Il reste une autre option, plus honorable et innovante: une initiative européenne pour la création d’une zone de protection dans les territoires du nord de la Syrie, contrôlés par les Kurdes et leurs alliés des FDS. La création de cette zone empêcherait à la fois toute invasion turque, le retour des troupes syriennes et l’usage, par les Iraniens, de ce couloir stratégique. Cette base territoriale permettrait aux Occidentaux de réduire l’influence de la Russie, de peser sérieusement dans les négociations sur l’avenir de la Syrie dans le sens de la démocratisation et de la protection des minorités.
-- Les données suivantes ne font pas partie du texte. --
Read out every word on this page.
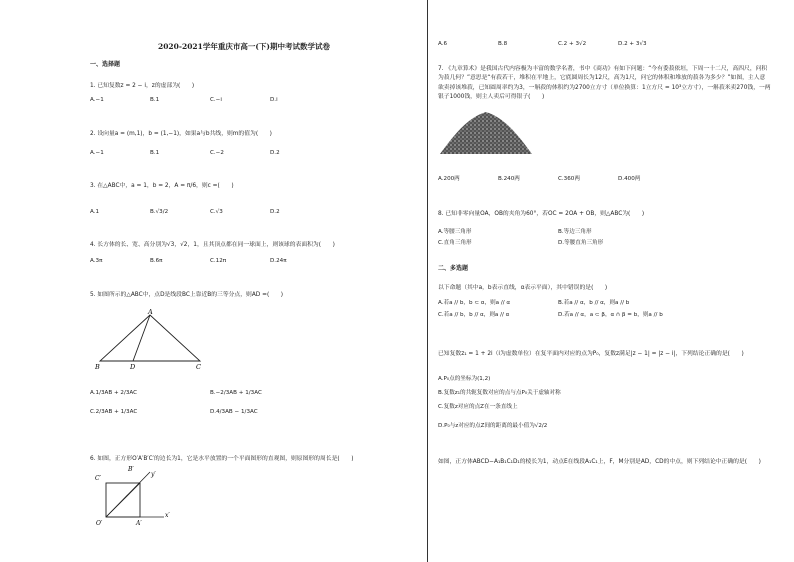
2020-2021学年重庆市高一(下)期中考试数学试卷
一、选择题
1. 已知复数z = 2 − i，z的虚部为(　　)
A.−1	B.1	C.−i	D.i
2. 设向量a = (m,1)，b = (1,−1)，如果a与b共线，则m的值为(　　)
A.−1	B.1	C.−2	D.2
3. 在△ABC中，a = 1，b = 2，A = π/6，则c =(　　)
A.1	B.√3/2	C.√3	D.2
4. 长方体的长、宽、高分别为√3，√2，1，且其顶点都在同一球面上，则该球的表面积为(　　)
A.3π	B.6π	C.12π	D.24π
5. 如图所示的△ABC中，点D是线段BC上靠近B的三等分点，则AD =(　　)
A
B	D	C
A.1/3AB + 2/3AC	B.−2/3AB + 1/3AC
C.2/3AB + 1/3AC	D.4/3AB − 1/3AC
6. 如图，正方形O′A′B′C′的边长为1，它是水平放置的一个平面图形的直观图，则原图形的周长是(　　)
B′
C′
y′
x′
O′	A′
A.6	B.8	C.2 + 3√2	D.2 + 3√3
7. 《九章算术》是我国古代内容极为丰富的数学名著，书中《商功》有如下问题：“今有委菽依垣，下周一十二尺，高四尺，问积为菽几何？”意思是“有菽若干，堆积在平地上，它底圆周长为12尺，高为1尺，问它的体积和堆放的菽各为多少？”如图，主人意欲卖掉该堆菽，已知圆周率约为3，一斛菽的体积约为2700立方寸（单位换算：1立方尺 = 10³立方寸），一斛菽米卖270钱，一两银子1000钱，则主人卖后可得银子(　　)
A.200两	B.240两	C.360两	D.400两
8. 已知非零向量OA，OB的夹角为60°，若OC = 2OA + OB，则△ABC为(　　)
A.等腰三角形	B.等边三角形
C.直角三角形	D.等腰直角三角形
二、多选题
以下命题（其中a，b表示直线，α表示平面），其中错误的是(　　)
A.若a // b，b ⊂ α，则a // α	B.若a // α，b // α，则a // b
C.若a // b，b // α，则a // α	D.若a // α，a ⊂ β，α ∩ β = b，则a // b
已知复数z₁ = 1 + 2i（i为虚数单位）在复平面内对应的点为P₀，复数z满足|z − 1| = |z − i|，下列结论正确的是(　　)
A.P₀点的坐标为(1,2)
B.复数z₁的共轭复数对应的点与点P₀关于虚轴对称
C.复数z对应的点Z在一条直线上
D.P₀与z对应的点Z间的距离的最小值为√2/2
如图，正方体ABCD−A₁B₁C₁D₁的棱长为1，动点E在线段A₁C₁上，F，M分别是AD，CD的中点，则下列结论中正确的是(　　)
Elle permettrait aussi de garder sur place les prisonniers de Daech et de prévenir la résurgence de cette organisation terroriste avec tout ce qu’elle représente comme menace pour la sécurité des Européens.
En 1991, au lendemain de la guerre du Golfe, lorsque les Américains, après avoir appelé les Kurdes et les Irakiens à se soulever contre le régime de Bagdad, ont décidé de les abandonner à la vindicte de Saddam Hussein, François Mitterrand avait eu le courage de s’insurger contre le cynisme de Washington et de saisir le Conseil de sécurité. Soutenue par l’opinion publique française et internationale, la France a réussi à faire adopter par l’ONU la création d’un «safe haven» pour assurer la protection des Kurdes irakiens. Cette zone de protection a évolué vers une région fédérée qui, malgré ses nombreux défauts, reste un îlot prooccidental de démocratie et de tolérance.
Le président Macron a une occasion historique de sauver l’honneur de la coalition internationale contre Daech en saisissant, de concert avec ses partenaires européens, notamment Berlin et Londres, le Conseil de sécurité pour demander la création d’une zone de protection sous l’égide de l’ONU. La diplomatie française, quand elle est inspirée et décidée, et quand la cause à défendre est soutenue par l’opinion publique, sait mobiliser la communauté internationale et obtenir des résultats. La cause kurde est très populaire, non seulement en France, en Europe ou aux Etats-Unis, mais aussi en Chine, au Japon et en Russie. Les chances de succès d’une initiative française en faveur des Kurdes de Syrie sont réelles. Si elle aboutissait, les Kurdes verraient enfin leurs sacrifices pour la liberté et la sécurité de tous payés de retour et la France prouverait qu’elle est toujours là pour dire le droit et le défendre. En cas d’échec, la diplomatie française, qui a vu tant de ses textes sur d’autres sujets rejetés, n’aurait pas à rougir et l’opinion publique saurait qui sont les fossoyeurs des combattants kurdes syriens et des valeurs morales proclamées de nos démocraties.